In District Court Review Number Two, I am going to briefly discuss a recent R&R recommending a grant of habeas relief based on the ground of insufficient evidence to establish depraved indifference.
[EDIT - In the original post I never included the name of the case. It's Wells v. Perez, 10-CV-1107 (SDNY) (DC)(JCF)]
While the R&R was covered at length in the New York Law Journal (as I have said before, I will not provide a link to a subscription only site -- so here's one to the New York Post's brief article on the case), the R&R does not seem to be published anywhere. I had to print it off PACER. But it was worth the $2.40. It's a really fascinating decision.
The case itself is quite infamous. In fact, you can watch a Dateline NBC video about the case here. It concerns a drunk driver who struck and killed a mother of three. Petitioner, a popular party promoter, was, according to Dateline, one of the "worst kind of drunk drivers," namely someone who had been a repeat drunk driver.
I have previously talked at length about the changes to the depraved indifference laws. This was a case where all of the changes to the law applied to the case. Although the conviction occurred before Feingold, the case was still pending on appeal when Feingold (the case that actually altered the depraved indifference law) was decided. This meant that, for the appeals courts to uphold the conviction, it was necessary for the trial evidence to establish that petitioner had a depraved state of mind. Relying on a New York Court of Appeals decision that discussed the relationship between intoxication and a depraved state of mind, the MJ concluded that the facts did not rise to the level of depravity.
The more interesting part of the decision, though, is how the MJ navigates the habeas corpus procedural issues. At trial, counsel argued that the evidence was legally insufficient to established depraved indifference. It was about as preserved as it could have been under the law as it stood at the time. However, counsel did not make the Feingold argument -- that depraved indifference was its own culpable mental state that needed to be evaluated from the defendant's subjective perspective.
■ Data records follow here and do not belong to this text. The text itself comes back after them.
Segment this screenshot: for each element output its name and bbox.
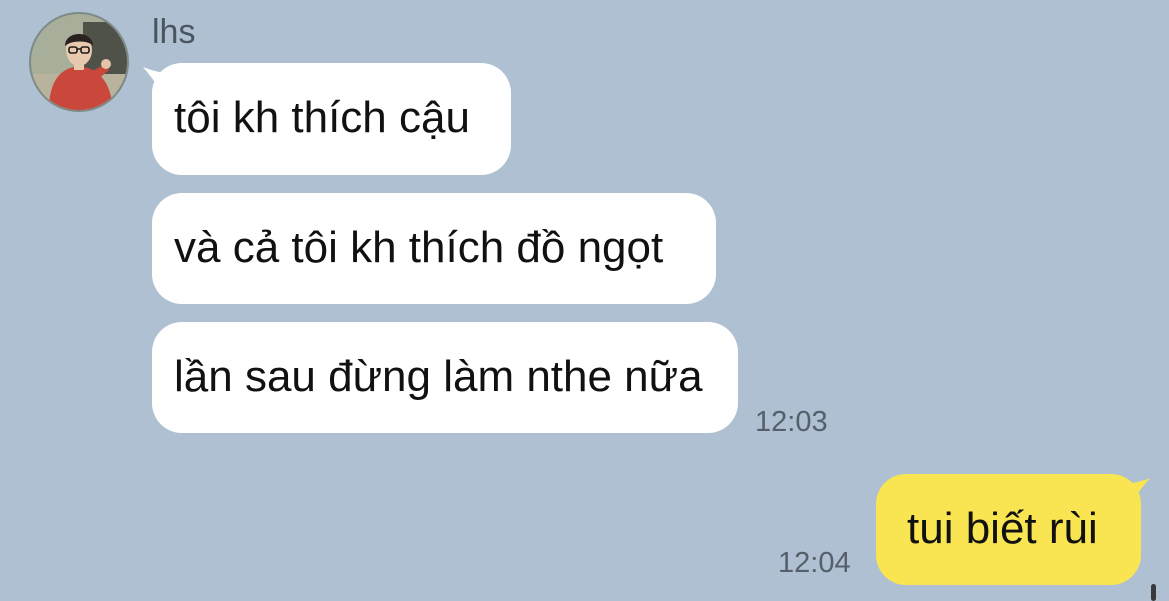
message-timestamp: 12:04 — [778, 547, 851, 579]
scrollbar[interactable] — [1151, 584, 1156, 601]
message-text: tui biết rùi — [907, 504, 1098, 553]
sender-name: lhs — [152, 13, 196, 51]
message-text: và cả tôi kh thích đồ ngọt — [174, 223, 664, 272]
outgoing-bubble-tail — [1120, 478, 1150, 508]
message-bubble-incoming[interactable]: lần sau đừng làm nthe nữa — [152, 322, 738, 433]
message-text: tôi kh thích cậu — [174, 93, 470, 142]
message-bubble-outgoing[interactable]: tui biết rùi — [876, 474, 1141, 585]
message-text: lần sau đừng làm nthe nữa — [174, 352, 703, 401]
contact-avatar[interactable] — [29, 12, 129, 112]
profile-photo-icon — [31, 14, 127, 110]
message-bubble-incoming[interactable]: tôi kh thích cậu — [152, 63, 511, 175]
message-timestamp: 12:03 — [755, 406, 828, 438]
chat-view[interactable]: lhs tôi kh thích cậu và cả tôi kh thích … — [0, 0, 1169, 601]
message-bubble-incoming[interactable]: và cả tôi kh thích đồ ngọt — [152, 193, 716, 304]
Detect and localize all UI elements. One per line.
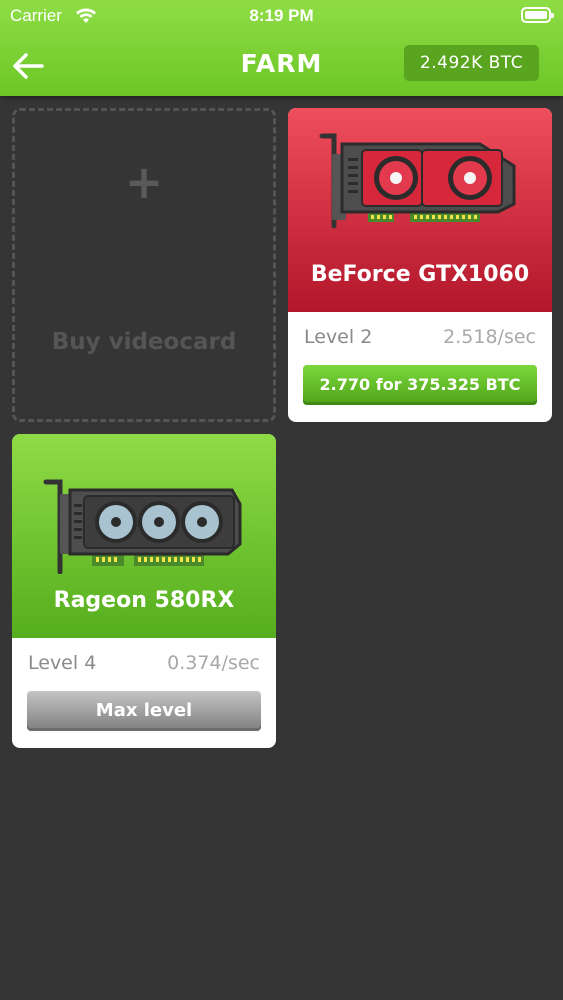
videocard-header: BeForce GTX1060 (288, 108, 552, 312)
balance-badge: 2.492K BTC (404, 45, 539, 81)
videocard-header: Rageon 580RX (12, 434, 276, 638)
videocard-card: BeForce GTX1060 Level 2 2.518/sec 2.770 … (288, 108, 552, 422)
videocard-card: Rageon 580RX Level 4 0.374/sec Max level (12, 434, 276, 748)
upgrade-button[interactable]: 2.770 for 375.325 BTC (303, 365, 537, 405)
videocard-name: BeForce GTX1060 (310, 262, 530, 287)
plus-icon: + (124, 155, 164, 209)
buy-videocard-slot[interactable]: + Buy videocard (12, 108, 276, 422)
app-header: Carrier 8:19 PM FARM 2.492K BTC (0, 0, 563, 96)
videocard-rate: 0.374/sec (167, 652, 260, 674)
buy-videocard-label: Buy videocard (51, 329, 237, 355)
videocard-rate: 2.518/sec (443, 326, 536, 348)
videocard-level: Level 4 (28, 652, 97, 674)
videocard-level: Level 2 (304, 326, 373, 348)
videocard-icon (319, 133, 516, 229)
status-time: 8:19 PM (249, 6, 314, 25)
status-bar: Carrier 8:19 PM (0, 0, 563, 32)
videocard-icon (43, 479, 242, 574)
videocard-name: Rageon 580RX (53, 588, 235, 613)
battery-icon (521, 7, 554, 23)
max-level-button[interactable]: Max level (27, 691, 261, 731)
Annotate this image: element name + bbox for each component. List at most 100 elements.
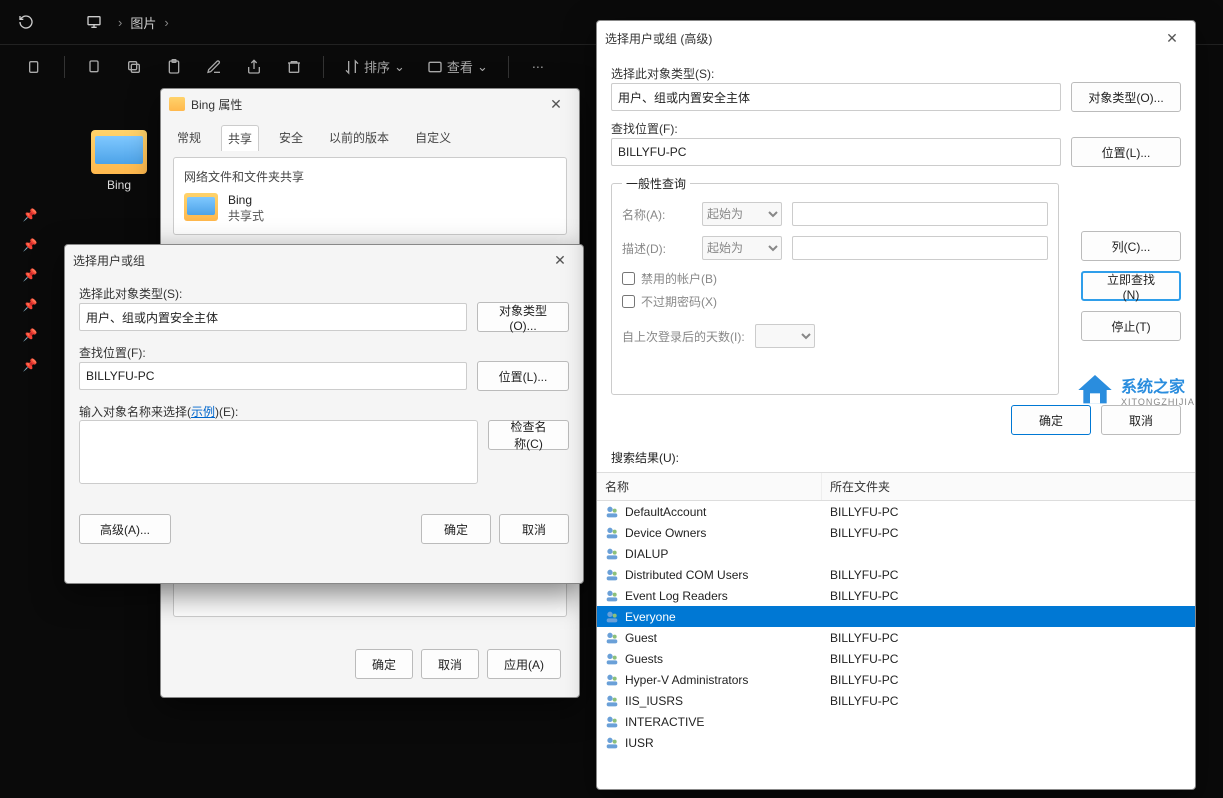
close-button[interactable]: ✕ bbox=[541, 89, 571, 119]
refresh-button[interactable] bbox=[10, 6, 42, 38]
result-name: Guests bbox=[625, 652, 822, 666]
result-row[interactable]: IUSR bbox=[597, 732, 1195, 753]
names-label: 输入对象名称来选择(示例)(E): bbox=[79, 403, 569, 420]
chevron-right-icon: › bbox=[164, 15, 168, 30]
pin-icon[interactable]: 📌 bbox=[0, 290, 60, 320]
column-location[interactable]: 所在文件夹 bbox=[822, 473, 1195, 500]
columns-button[interactable]: 列(C)... bbox=[1081, 231, 1181, 261]
description-label: 描述(D): bbox=[622, 240, 692, 257]
sort-button[interactable]: 排序 ⌄ bbox=[336, 50, 413, 84]
tab-sharing[interactable]: 共享 bbox=[221, 125, 259, 151]
stop-button[interactable]: 停止(T) bbox=[1081, 311, 1181, 341]
tab-security[interactable]: 安全 bbox=[273, 125, 309, 151]
pin-icon[interactable]: 📌 bbox=[0, 350, 60, 380]
close-button[interactable]: ✕ bbox=[545, 245, 575, 275]
examples-link[interactable]: 示例 bbox=[191, 405, 215, 419]
result-row[interactable]: Everyone bbox=[597, 606, 1195, 627]
breadcrumb[interactable]: › 图片 › bbox=[118, 13, 169, 32]
rename-icon[interactable] bbox=[197, 50, 231, 84]
monitor-icon[interactable] bbox=[78, 6, 110, 38]
check-names-button[interactable]: 检查名称(C) bbox=[488, 420, 569, 450]
result-row[interactable]: DefaultAccountBILLYFU-PC bbox=[597, 501, 1195, 522]
result-name: Hyper-V Administrators bbox=[625, 673, 822, 687]
days-since-select[interactable] bbox=[755, 324, 815, 348]
close-button[interactable]: ✕ bbox=[1157, 23, 1187, 53]
location-value: BILLYFU-PC bbox=[611, 138, 1061, 166]
result-row[interactable]: GuestsBILLYFU-PC bbox=[597, 648, 1195, 669]
locations-button[interactable]: 位置(L)... bbox=[477, 361, 569, 391]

For this reason, the New York appellate court concluded that the claim was unpreserved. Seems illogical, right? How can a claim of law be unpreserved when it did not even exist at the time of the trial? The MJ acknowledges the illogic of this, but nevertheless concludes that New York law requires it. Thus, the appellate court's state procedural bar was independent and adequate.
However, the MJ says that there is cause for the procedural default. In fact, he flips around the illogic of New York's preservation rule. He says, "Because New York's law on depraved indifference changed markedly while Mr. Wells' case was on direct appeal, the legal bases for his sufficiency claim was not reasonably available to his attorney at the time of trial." R&R at 30-31. Due to the drastic change in law, he later adds, "It would therefore be unreasonable to hold the petitioner's counsel to a standard of performance that would have required him to make multiple legal sufficiency objections based on hypothetical future changes in the law." Id. at 31.
One problem: this sounds like a futility argument, which the Second Circuit rejected in an unpublished depraved indifference decision called Brown v. Ercole (discussed here). The MJ provides the following explanation as to why that case does not control:
New York courts prior to Feingold had never applied the standard subsequently adopted in that decision. Thus, it was not until after Feingold that defense attorneys generally started making objections based on the prosecution's failute to prove "culpability."
Unfortunately, that doesn't completely persuade me. It's what the MJ said plus this -- this case is distinguishable from Brown. In that case, the defense attorney did not raise any challenge to the sufficiency of the evidence. None at all. Here counsel made the one that was available to him at the time. It was only unpreserved because he did not make the hypothetical argument based on a change in law. To me, that's a big difference and completely distinguishes it from the previous futility case.
The MJ here noted that other DJ's had followed similar paths in depraved indifference cases, citing to Petronio (discussed around here before) and Fernandez v. Smith (discussed in the Petronio post).
Before we get too excited about this, it still needs to go through the DJ. But even if the DJ disagrees with the R&R, let's hope that the DJ grants a COA.